Now, with the benefit of lengthy sobriety, I recognize my old life has not returned. Nor could it. I have changed the basis of my life to include the daily influence of a Higher Power. If you removed everything else about me, that fact would remain at my very core.
 
As I reflected on the first tradition of A.A., it had idealistic ring to it: “Our common welfare should come first; personal recovery depends on A.A. unity.” In it, I thought I heard resonance of the Three Musketeers cheer that went, “All for one and one for all!” But I think those fictional swordsmen were fighting against outside enemies. Speaking for myself, my only enemy in addiction was myself.
 
I looked up the definition in Webster’s 1934 Dictionary: Welfare n. State of faring, or doing, well (in such a manner as is desirable or pleasing). That seemed pretty vague. Welfare basically means faring well? Seriously?
 
To compose a meaningful drawing, I made a special effort to clear my mind. I attempted to picture how a group could support any individual’s recovery. I thought about the sturdy stone columns that once supported ancient buildings. Most have since fallen, but many of them are still standing even after thousands of years.
 
The trouble is, a column is just one single thing, cut from a huge block of stone. Recovery seems more like an interweaving of many experiences, stories, beliefs, and actions. Were all of those woven parts mere decorations? I don’t think so. They seemed very essential to the recovery program’s strength.
 
It is an almost painful thing to admit. But my moral core was dissolved by addiction. It was once there, but it vanished in the day-to-day descent into my sickness.
 
My recovery group showed me a way I could be held in place as my body, emotions, and spirit began to heal.

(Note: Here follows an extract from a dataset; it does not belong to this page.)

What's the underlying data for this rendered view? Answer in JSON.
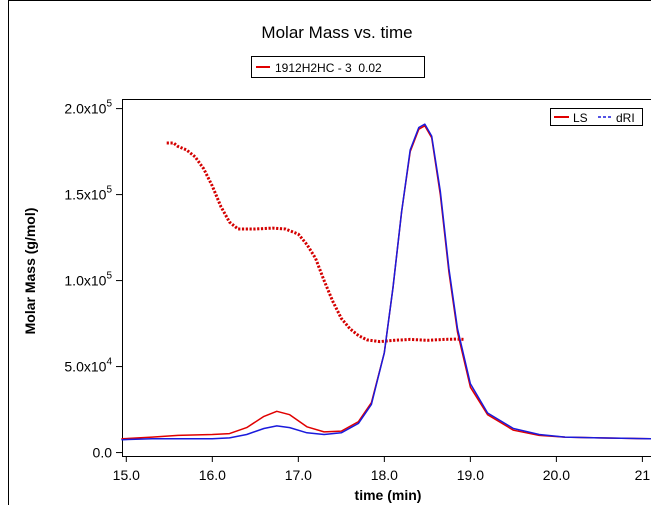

It’s strange. I could not get back my original solid core, any more than a man can regrow his lost legs. But my sobriety could be held upright by the process of coming to meetings, working the steps, and using sponsorship. Those things felt weak at first, but they became stronger every day that I relied on them.
 
Just like in my drawing, what I had once relied upon for strength has been replaced by something completely new and very different. I have become one of many parts of the Twelve Step recovery experience. Each one of us provides experience, strength, and hope for others. This unity becomes a firm support for our personal recovery.